Muses, Talent, Inspiration, tous ces termes ne sont que
des lieux communs pour le sens commun. Le talent
n’existe pas sans les nourritures de l’Ecriture.
L’inspiration ne se forme qu’en puisant dans les textes
écrits. Si vous me parliez de discipline, de
persévérance, nous serions déjà plus au cœur de la
question. D’ailleurs, à vous qui me mentionnez ces
Muses, je vais vous éclairer.

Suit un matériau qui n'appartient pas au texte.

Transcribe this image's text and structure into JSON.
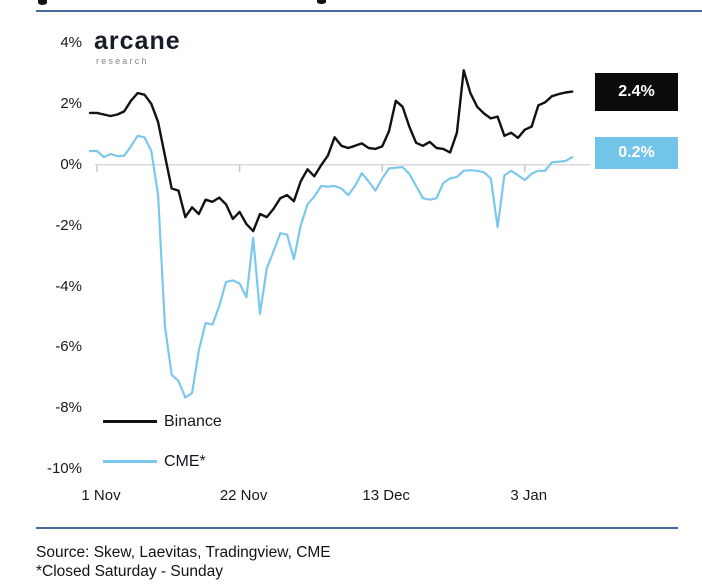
{
  "header": {
    "logo_title": "arcane",
    "logo_subtitle": "research"
  },
  "colors": {
    "binance_line": "#121212",
    "cme_line": "#7cc8ec",
    "binance_box_bg": "#0b0b0d",
    "cme_box_bg": "#72c4e9",
    "divider_rule": "#48699b",
    "zero_gridline": "#dadada",
    "tick": "#c8c8c8"
  },
  "chart_data": {
    "type": "line",
    "title": "",
    "xlabel": "",
    "ylabel": "",
    "unit": "%",
    "x_axis": {
      "ticks": [
        {
          "label": "1 Nov",
          "day": 0
        },
        {
          "label": "22 Nov",
          "day": 21
        },
        {
          "label": "13 Dec",
          "day": 42
        },
        {
          "label": "3 Jan",
          "day": 63
        }
      ]
    },
    "y_axis": {
      "range": [
        -10,
        4
      ],
      "ticks": [
        {
          "label": "4%",
          "value": 4
        },
        {
          "label": "2%",
          "value": 2
        },
        {
          "label": "0%",
          "value": 0
        },
        {
          "label": "-2%",
          "value": -2
        },
        {
          "label": "-4%",
          "value": -4
        },
        {
          "label": "-6%",
          "value": -6
        },
        {
          "label": "-8%",
          "value": -8
        },
        {
          "label": "-10%",
          "value": -10
        }
      ],
      "gridlines_at": [
        0
      ]
    },
    "legend_position": "bottom-left-inside",
    "series": [
      {
        "name": "Binance",
        "color": "#121212",
        "end_label": "2.4%",
        "values": [
          1.7,
          1.65,
          1.6,
          1.65,
          1.75,
          2.1,
          2.35,
          2.3,
          2.0,
          1.4,
          0.3,
          -0.78,
          -0.85,
          -1.72,
          -1.4,
          -1.62,
          -1.15,
          -1.22,
          -1.08,
          -1.3,
          -1.78,
          -1.55,
          -1.95,
          -2.18,
          -1.62,
          -1.72,
          -1.45,
          -1.1,
          -1.0,
          -1.2,
          -0.55,
          -0.15,
          -0.38,
          -0.02,
          0.3,
          0.9,
          0.62,
          0.55,
          0.62,
          0.7,
          0.55,
          0.52,
          0.6,
          1.1,
          2.1,
          1.9,
          1.25,
          0.72,
          0.62,
          0.75,
          0.55,
          0.52,
          0.4,
          1.05,
          3.1,
          2.35,
          1.9,
          1.68,
          1.52,
          1.58,
          0.95,
          1.05,
          0.88,
          1.15,
          1.25,
          1.95,
          2.05,
          2.25,
          2.32,
          2.37,
          2.4
        ]
      },
      {
        "name": "CME*",
        "color": "#7cc8ec",
        "end_label": "0.2%",
        "values": [
          0.45,
          0.25,
          0.35,
          0.28,
          0.3,
          0.6,
          0.95,
          0.9,
          0.45,
          -1.0,
          -5.3,
          -6.9,
          -7.1,
          -7.65,
          -7.5,
          -6.1,
          -5.2,
          -5.25,
          -4.65,
          -3.85,
          -3.8,
          -3.9,
          -4.35,
          -2.4,
          -4.9,
          -3.4,
          -2.85,
          -2.25,
          -2.3,
          -3.1,
          -2.0,
          -1.3,
          -1.05,
          -0.7,
          -0.72,
          -0.7,
          -0.78,
          -1.0,
          -0.7,
          -0.28,
          -0.55,
          -0.85,
          -0.45,
          -0.12,
          -0.1,
          -0.08,
          -0.3,
          -0.7,
          -1.1,
          -1.15,
          -1.1,
          -0.6,
          -0.45,
          -0.4,
          -0.2,
          -0.18,
          -0.2,
          -0.25,
          -0.45,
          -2.05,
          -0.35,
          -0.2,
          -0.35,
          -0.5,
          -0.3,
          -0.2,
          -0.2,
          0.08,
          0.1,
          0.12,
          0.25
        ]
      }
    ]
  },
  "footer": {
    "source": "Source: Skew, Laevitas, Tradingview, CME",
    "note": "*Closed Saturday - Sunday"
  }
}
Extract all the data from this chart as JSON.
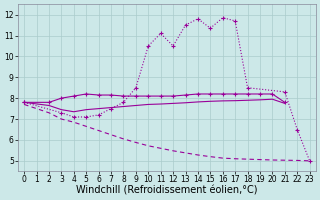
{
  "background_color": "#cce8e8",
  "grid_color": "#aacccc",
  "line_color": "#990099",
  "xlim": [
    -0.5,
    23.5
  ],
  "ylim": [
    4.5,
    12.5
  ],
  "yticks": [
    5,
    6,
    7,
    8,
    9,
    10,
    11,
    12
  ],
  "xticks": [
    0,
    1,
    2,
    3,
    4,
    5,
    6,
    7,
    8,
    9,
    10,
    11,
    12,
    13,
    14,
    15,
    16,
    17,
    18,
    19,
    20,
    21,
    22,
    23
  ],
  "xlabel": "Windchill (Refroidissement éolien,°C)",
  "xlabel_fontsize": 7.0,
  "tick_fontsize": 5.5,
  "main_curve_x": [
    0,
    3,
    4,
    5,
    6,
    7,
    8,
    9,
    10,
    11,
    12,
    13,
    14,
    15,
    16,
    17,
    18,
    21,
    22,
    23
  ],
  "main_curve_y": [
    7.8,
    7.3,
    7.1,
    7.1,
    7.2,
    7.5,
    7.8,
    8.5,
    10.5,
    11.1,
    10.5,
    11.5,
    11.8,
    11.35,
    11.85,
    11.7,
    8.5,
    8.3,
    6.5,
    5.0
  ],
  "upper_flat_x": [
    0,
    2,
    3,
    4,
    5,
    6,
    7,
    8,
    9,
    10,
    11,
    12,
    13,
    14,
    15,
    16,
    17,
    18,
    19,
    20,
    21
  ],
  "upper_flat_y": [
    7.8,
    7.8,
    8.0,
    8.1,
    8.2,
    8.15,
    8.15,
    8.1,
    8.1,
    8.1,
    8.1,
    8.1,
    8.15,
    8.2,
    8.2,
    8.2,
    8.2,
    8.2,
    8.2,
    8.2,
    7.8
  ],
  "middle_line_x": [
    0,
    2,
    3,
    4,
    5,
    6,
    7,
    8,
    9,
    10,
    11,
    12,
    13,
    14,
    15,
    16,
    17,
    18,
    19,
    20,
    21
  ],
  "middle_line_y": [
    7.8,
    7.65,
    7.45,
    7.35,
    7.45,
    7.5,
    7.55,
    7.6,
    7.65,
    7.7,
    7.72,
    7.75,
    7.78,
    7.82,
    7.85,
    7.87,
    7.88,
    7.9,
    7.92,
    7.95,
    7.75
  ],
  "diag_x": [
    0,
    1,
    2,
    3,
    4,
    5,
    6,
    7,
    8,
    9,
    10,
    11,
    12,
    13,
    14,
    15,
    16,
    17,
    18,
    19,
    20,
    21,
    22,
    23
  ],
  "diag_y": [
    7.7,
    7.5,
    7.3,
    7.0,
    6.85,
    6.65,
    6.45,
    6.25,
    6.05,
    5.88,
    5.72,
    5.6,
    5.48,
    5.38,
    5.28,
    5.2,
    5.13,
    5.1,
    5.08,
    5.06,
    5.04,
    5.03,
    5.02,
    5.0
  ]
}
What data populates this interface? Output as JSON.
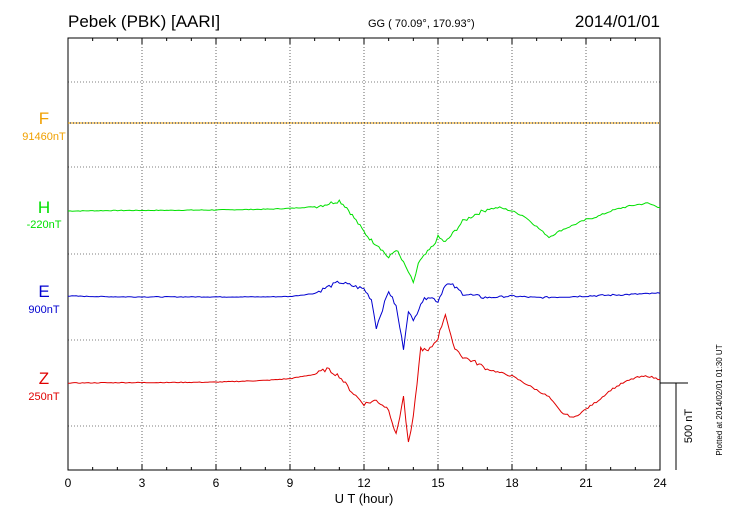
{
  "header": {
    "station": "Pebek (PBK)  [AARI]",
    "coords": "GG ( 70.09°, 170.93°)",
    "date": "2014/01/01"
  },
  "side_note": "Plotted at 2014/02/01 01:30 UT",
  "scale_label": "500 nT",
  "chart_data": {
    "type": "line",
    "xlabel": "U T (hour)",
    "xlim": [
      0,
      24
    ],
    "xticks": [
      "0",
      "3",
      "6",
      "9",
      "12",
      "15",
      "18",
      "21",
      "24"
    ],
    "grid": true,
    "scale_bar_nT": 500,
    "series": [
      {
        "name": "F",
        "baseline": "91460nT",
        "color": "#f0a000",
        "x": [
          0,
          24
        ],
        "y": [
          0,
          0
        ]
      },
      {
        "name": "H",
        "baseline": "-220nT",
        "color": "#00e000",
        "x": [
          0,
          2,
          4,
          6,
          8,
          9,
          10,
          10.5,
          11,
          11.3,
          11.6,
          12,
          12.3,
          12.6,
          13,
          13.3,
          13.6,
          13.8,
          14,
          14.2,
          14.5,
          14.8,
          15,
          15.3,
          15.6,
          16,
          16.5,
          17,
          17.5,
          18,
          18.5,
          19,
          19.5,
          20,
          20.5,
          21,
          21.5,
          22,
          22.5,
          23,
          23.5,
          24
        ],
        "y": [
          0,
          3,
          4,
          6,
          10,
          15,
          25,
          40,
          60,
          20,
          -40,
          -120,
          -170,
          -200,
          -270,
          -220,
          -300,
          -350,
          -420,
          -300,
          -250,
          -200,
          -150,
          -180,
          -130,
          -60,
          -20,
          10,
          20,
          0,
          -30,
          -90,
          -150,
          -110,
          -80,
          -50,
          -30,
          0,
          20,
          35,
          45,
          20
        ]
      },
      {
        "name": "E",
        "baseline": "900nT",
        "color": "#0000d0",
        "x": [
          0,
          2,
          4,
          6,
          8,
          9,
          10,
          10.5,
          11,
          11.5,
          12,
          12.3,
          12.5,
          13,
          13.3,
          13.6,
          13.8,
          14,
          14.3,
          14.6,
          15,
          15.3,
          15.6,
          16,
          16.5,
          17,
          18,
          19,
          20,
          21,
          22,
          23,
          24
        ],
        "y": [
          0,
          -5,
          -5,
          -5,
          -5,
          -3,
          15,
          50,
          80,
          60,
          40,
          -20,
          -180,
          30,
          -60,
          -300,
          -80,
          -150,
          -40,
          0,
          -30,
          70,
          60,
          15,
          0,
          -10,
          0,
          -10,
          -5,
          0,
          5,
          10,
          15
        ]
      },
      {
        "name": "Z",
        "baseline": "250nT",
        "color": "#e00000",
        "x": [
          0,
          2,
          4,
          6,
          8,
          9,
          10,
          10.5,
          11,
          11.5,
          12,
          12.5,
          13,
          13.3,
          13.6,
          13.8,
          14,
          14.3,
          14.6,
          15,
          15.3,
          15.6,
          16,
          16.5,
          17,
          18,
          19,
          19.5,
          20,
          20.5,
          21,
          21.5,
          22,
          22.5,
          23,
          23.5,
          24
        ],
        "y": [
          0,
          2,
          3,
          5,
          15,
          25,
          50,
          80,
          40,
          -50,
          -120,
          -100,
          -150,
          -300,
          -80,
          -350,
          -200,
          200,
          180,
          260,
          400,
          220,
          150,
          120,
          80,
          40,
          -40,
          -80,
          -170,
          -200,
          -150,
          -100,
          -40,
          0,
          30,
          40,
          20
        ]
      }
    ]
  }
}
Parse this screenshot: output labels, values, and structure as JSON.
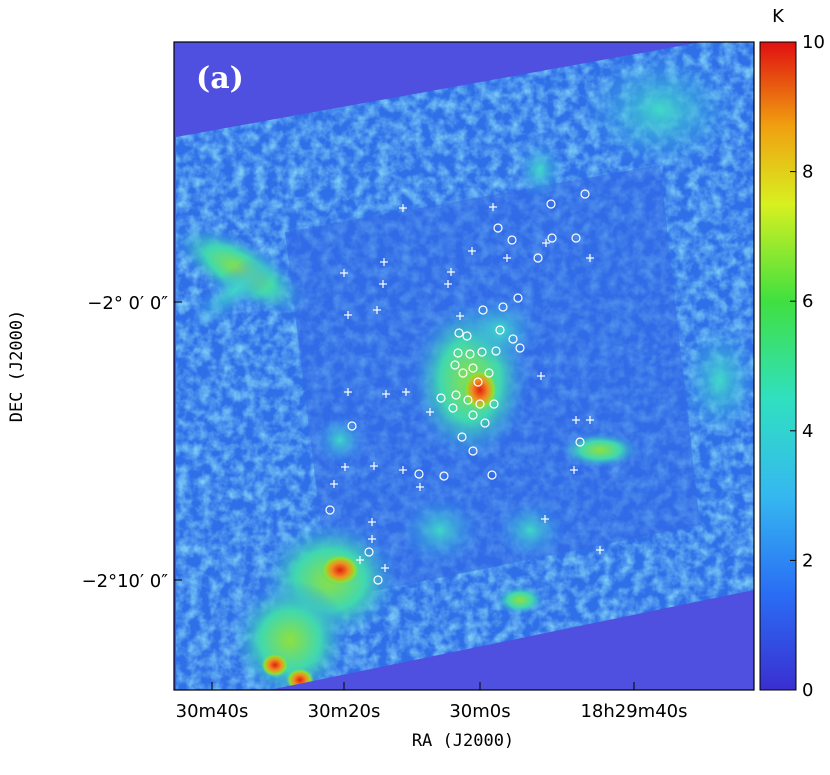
{
  "chart_data": {
    "type": "heatmap",
    "panel_label": "(a)",
    "xlabel": "RA (J2000)",
    "ylabel": "DEC (J2000)",
    "x_ticks": [
      "30m40s",
      "30m20s",
      "30m0s",
      "18h29m40s"
    ],
    "y_ticks": [
      "−2° 0′ 0″",
      "−2°10′ 0″"
    ],
    "colorbar": {
      "unit": "K",
      "min": 0,
      "max": 10,
      "ticks": [
        "0",
        "2",
        "4",
        "6",
        "8",
        "10"
      ]
    },
    "colors": {
      "background": "#5050e0",
      "map_base": "#2f6fe8",
      "low": "#3a8ef0",
      "mid": "#35d8c0",
      "high": "#7ee030",
      "peak": "#e02010"
    },
    "markers": {
      "circle_color": "#ffffff",
      "plus_color": "#ffffff"
    }
  }
}
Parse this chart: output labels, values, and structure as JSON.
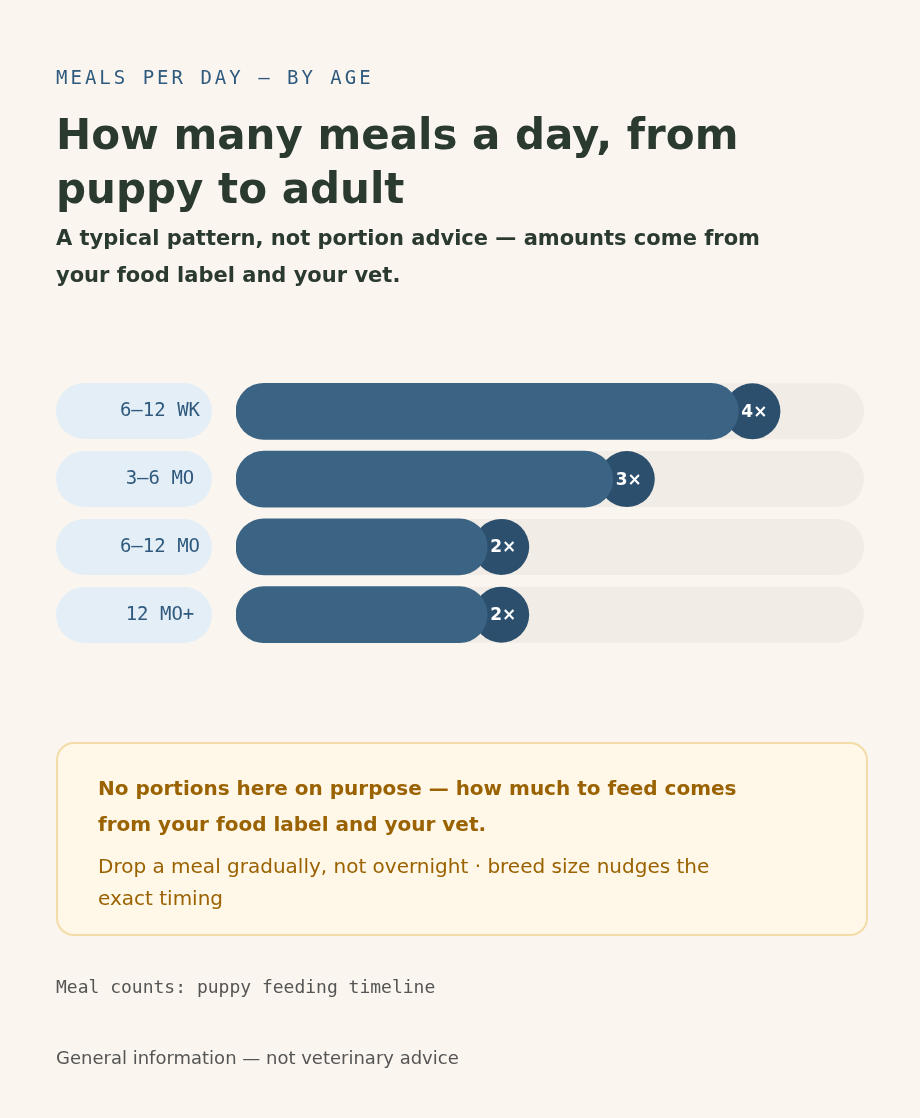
{
  "chart_data": {
    "type": "bar",
    "orientation": "horizontal",
    "title": "How many meals a day, from puppy to adult",
    "subtitle": "A typical pattern, not portion advice — amounts come from your food label and your vet.",
    "categories": [
      "6–12 WK",
      "3–6 MO",
      "6–12 MO",
      "12 MO+"
    ],
    "values": [
      4,
      3,
      2,
      2
    ],
    "value_labels": [
      "4×",
      "3×",
      "2×",
      "2×"
    ],
    "color": "#3b6484",
    "legend": false,
    "annotations": [
      "MEALS PER DAY — BY AGE",
      "No portions here on purpose — how much to feed comes from your food label and your vet.",
      "Drop a meal gradually, not overnight · breed size nudges the exact timing",
      "Meal counts: puppy feeding timeline",
      "General information — not veterinary advice"
    ]
  }
}
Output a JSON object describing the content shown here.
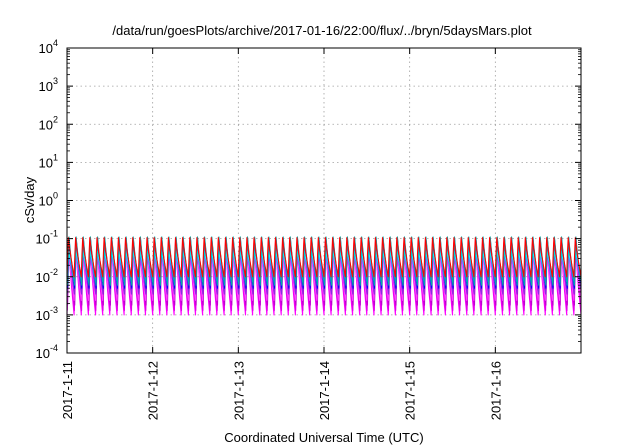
{
  "chart_data": {
    "type": "line",
    "title": "/data/run/goesPlots/archive/2017-01-16/22:00/flux/../bryn/5daysMars.plot",
    "xlabel": "Coordinated Universal Time (UTC)",
    "ylabel": "cSv/day",
    "x_range": [
      "2017-01-11",
      "2017-01-17"
    ],
    "y_scale": "log",
    "ylim": [
      0.0001,
      10000
    ],
    "grid": true,
    "legend": "none",
    "x_ticks": [
      "2017-1-11",
      "2017-1-12",
      "2017-1-13",
      "2017-1-14",
      "2017-1-15",
      "2017-1-16"
    ],
    "y_ticks": [
      {
        "base": "10",
        "exp": "-4",
        "value": 0.0001
      },
      {
        "base": "10",
        "exp": "-3",
        "value": 0.001
      },
      {
        "base": "10",
        "exp": "-2",
        "value": 0.01
      },
      {
        "base": "10",
        "exp": "-1",
        "value": 0.1
      },
      {
        "base": "10",
        "exp": "0",
        "value": 1
      },
      {
        "base": "10",
        "exp": "1",
        "value": 10
      },
      {
        "base": "10",
        "exp": "2",
        "value": 100
      },
      {
        "base": "10",
        "exp": "3",
        "value": 1000
      },
      {
        "base": "10",
        "exp": "4",
        "value": 10000
      }
    ],
    "oscillation": {
      "cycles_per_day": 12,
      "peak_value": 0.13,
      "trough_value": 0.001
    },
    "series": [
      {
        "color": "#ff00ff",
        "peak": 0.1,
        "trough": 0.001
      },
      {
        "color": "#e000e8",
        "peak": 0.09,
        "trough": 0.0013
      },
      {
        "color": "#c000d0",
        "peak": 0.08,
        "trough": 0.0018
      },
      {
        "color": "#ff40ff",
        "peak": 0.07,
        "trough": 0.0024
      },
      {
        "color": "#8a2be2",
        "peak": 0.11,
        "trough": 0.0035
      },
      {
        "color": "#0000ff",
        "peak": 0.12,
        "trough": 0.005
      },
      {
        "color": "#1e90ff",
        "peak": 0.06,
        "trough": 0.0075
      },
      {
        "color": "#00ffff",
        "peak": 0.05,
        "trough": 0.012
      },
      {
        "color": "#00aaaa",
        "peak": 0.13,
        "trough": 0.006
      },
      {
        "color": "#ff0000",
        "peak": 0.12,
        "trough": 0.01
      }
    ]
  }
}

Ne saviez-vous pas que
celle qu’Hésiode nomme «Reine des Muses» dans sa
Théogonie, celle qui occupait une place d’honneur au
Panthéon, celle-là même qui se transformera en
l’Ecriture, c’est Mnémosyne. Ou, si vous préférez, dans
un langage plus prosaïque, «Mémoire». Les Muses
n’ont pas d’existence sans Mnémosyne. C’est elle qui
patronne le poulailler pour l’envoyer dans les
confréries d’aèdes, de devins, de poètes modernes et
d’écrivains. Si une Muse vient à vous, elle ne vient
jamais à titre personnel. Son unique rôle est de faire
de vous l’exégète de Mnémosyne. ......Je vois que vous
me comprenez et que mes propos agissent déjà sur
votre mémoire, royaume de Mnémosyne. Elle s’en
réjouit, car, comme son autre, l’Ecriture, elle se nourrit
également d’elle-même pour amplifier le patrimoine de
l’humanité et l’immortaliser en l’Histoire.